Several identity providers

[ghost]

Hi @hslavich! Is it possible to have several different identity providers? For example: config.yml hslavich_onelogin_saml: idp1: ........ idp2: ........ sp: .......

How can I dynamically modify config if not?

[PatrickHuetter]

Yes that would be interesting. In todays workloads there are often multiple IDPs and it's also needed to configure them dynamically while application lifecycle because you might manage them in your database or similar.

[htuscher]

As we urgently needed that, I just built it. See my PR. So thankful for this library. Doing SAML is just pain in PHP.

[guillaumepotier]

[Repost from PR just in case ;)]

Hi guys,

I'm just seeing this issue and this is great news for us because we are looking to integrate SAMLv2 login in our application, for various distinct customers, and thus we need multiple idps. (see my original stackoverflow question here).

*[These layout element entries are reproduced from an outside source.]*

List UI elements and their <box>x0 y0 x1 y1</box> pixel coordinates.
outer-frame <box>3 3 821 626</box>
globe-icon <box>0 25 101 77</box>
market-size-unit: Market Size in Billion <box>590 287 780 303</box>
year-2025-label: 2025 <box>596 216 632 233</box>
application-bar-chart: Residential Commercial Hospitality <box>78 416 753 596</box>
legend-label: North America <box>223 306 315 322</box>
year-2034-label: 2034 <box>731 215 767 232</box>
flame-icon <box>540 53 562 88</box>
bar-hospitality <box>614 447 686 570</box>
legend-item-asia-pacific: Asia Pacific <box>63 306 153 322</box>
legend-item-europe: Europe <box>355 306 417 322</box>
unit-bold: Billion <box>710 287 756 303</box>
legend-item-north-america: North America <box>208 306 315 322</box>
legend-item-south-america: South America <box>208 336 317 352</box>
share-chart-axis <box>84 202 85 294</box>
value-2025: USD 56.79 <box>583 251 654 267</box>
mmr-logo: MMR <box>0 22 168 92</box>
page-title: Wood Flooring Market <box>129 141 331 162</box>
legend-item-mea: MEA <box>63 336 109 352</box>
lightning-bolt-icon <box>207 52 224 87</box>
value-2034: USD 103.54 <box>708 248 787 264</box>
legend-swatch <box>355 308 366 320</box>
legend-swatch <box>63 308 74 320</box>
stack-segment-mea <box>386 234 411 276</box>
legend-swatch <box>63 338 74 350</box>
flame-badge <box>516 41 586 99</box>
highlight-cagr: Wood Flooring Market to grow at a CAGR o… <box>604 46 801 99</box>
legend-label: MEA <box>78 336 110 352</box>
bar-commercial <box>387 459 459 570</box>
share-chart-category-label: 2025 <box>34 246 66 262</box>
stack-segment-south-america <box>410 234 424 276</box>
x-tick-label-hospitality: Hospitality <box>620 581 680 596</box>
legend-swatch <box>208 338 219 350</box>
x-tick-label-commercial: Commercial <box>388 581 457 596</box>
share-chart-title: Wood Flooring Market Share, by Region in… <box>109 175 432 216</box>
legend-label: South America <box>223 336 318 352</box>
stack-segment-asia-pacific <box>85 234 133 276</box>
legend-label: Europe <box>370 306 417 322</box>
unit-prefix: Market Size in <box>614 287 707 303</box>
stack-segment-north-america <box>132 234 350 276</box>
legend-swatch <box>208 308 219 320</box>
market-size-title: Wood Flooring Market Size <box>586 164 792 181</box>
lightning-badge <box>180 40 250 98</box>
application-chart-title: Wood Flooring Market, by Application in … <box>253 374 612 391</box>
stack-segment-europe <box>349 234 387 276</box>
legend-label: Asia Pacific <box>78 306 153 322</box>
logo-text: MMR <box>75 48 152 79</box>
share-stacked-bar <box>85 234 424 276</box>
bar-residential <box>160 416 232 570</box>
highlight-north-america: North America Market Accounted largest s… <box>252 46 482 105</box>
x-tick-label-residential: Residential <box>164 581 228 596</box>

We initially were planning to create our own open source bundle (another one...) to address this issue since no other one seemed to be interested by this feature. I think it should be better for the Symfony community to minimise the number of similar bundles out there and we'd be interested to contribute here and help implementing this feature on this bundle.

How could we help there? How should we plan to support this while do not making BC breaks (or bumping major version with BC breaks inside?).

We'd be glad to support this change and make a PR once we're okay on the way to implement/configure it.

Best

[hslavich]

The PR was merged but it introduced big BC breaks and other issues. It seems this features needs some BC break and it should be tested properly. Theres is a branch 'multipleidps' that you can use for testing and modifications. I'll be working in this feature soon. Thanks

[guillaumepotier]

Theres is a branch 'multipleidps' that you can use for testing and modifications. I'll be working in this feature soon.

Great to read that. What is your definition of "soon" ? :) We'll need it by the end of the year, and will fork your repo and contribute. If we could help you on that feature, please don't hesitate to tell us.

Do you want us to test it? Do you want to change the way multiple idps are configured?

It would be great if we could help you the right way on that matter :)

Cheers 🍻

[hslavich]

It would be great if you can test it with Symfony 3 and 4 and give some feedback. Unit tests should be updated too, that will help a lot. Maybe this current state works for you and you can use it with no big changes.

[htuscher]

We are using it in a production application with Symfony 4.3.8 and API Platform.

[mathieu-gilloots]

I would love this feature too. Is there any implementation with database configuration instead of file config ? Indeed our client have their own SSO (and 1 per environment staging / prod) and it will be great if We could configure them through database.

Thanks

[htuscher]

You can implement that yourself using CompilerPass in Symfony.

[tobyski-tdsultra]

Can anyone tell me if support for multiple IDPs was ever added officially? I can see the experimental multipleidps branch is a couple of years old now.

[a-menshchikov]

@tobyski-tdsultra, multiple IdP support not added yet.

[mansourih]

It is a mandatory evolution for me. I am forced to use another solution. My application must establish an sso connection to 2 different IdPs.

[a-menshchikov]

If you using Symfony 6 for your application, you can use nbgrp/onelogin-saml-bundle that supports multiple IdP configuration.

[mussbach]

This is great news, but what if we are not able yet to use Symfony 6? Any advice?

[a-menshchikov]

Unfortunately I have no advice right now.

[gprince64]

Hello there, Sorry to bump this old issue.

We are upgrading an old SF 3.4 project to newer SF5, and the old SAML bundle I used is no longer maintained for SF5.

I am wishing to use this bundle, but we must have different IDPs configured for our project. Will this feature be available soon ? If not, should I consider using the multiple idps branch ?

I cannot use the SF6 https://github.com/nbgrp/onelogin-saml-bundle because SF6 breaks several other bundles we are using. Kinda stuck on this right now....

[a-menshchikov]

@gprince64 hi. AFAIK, there is no plan to add multiple IdP support. The separated branch is quite outdated.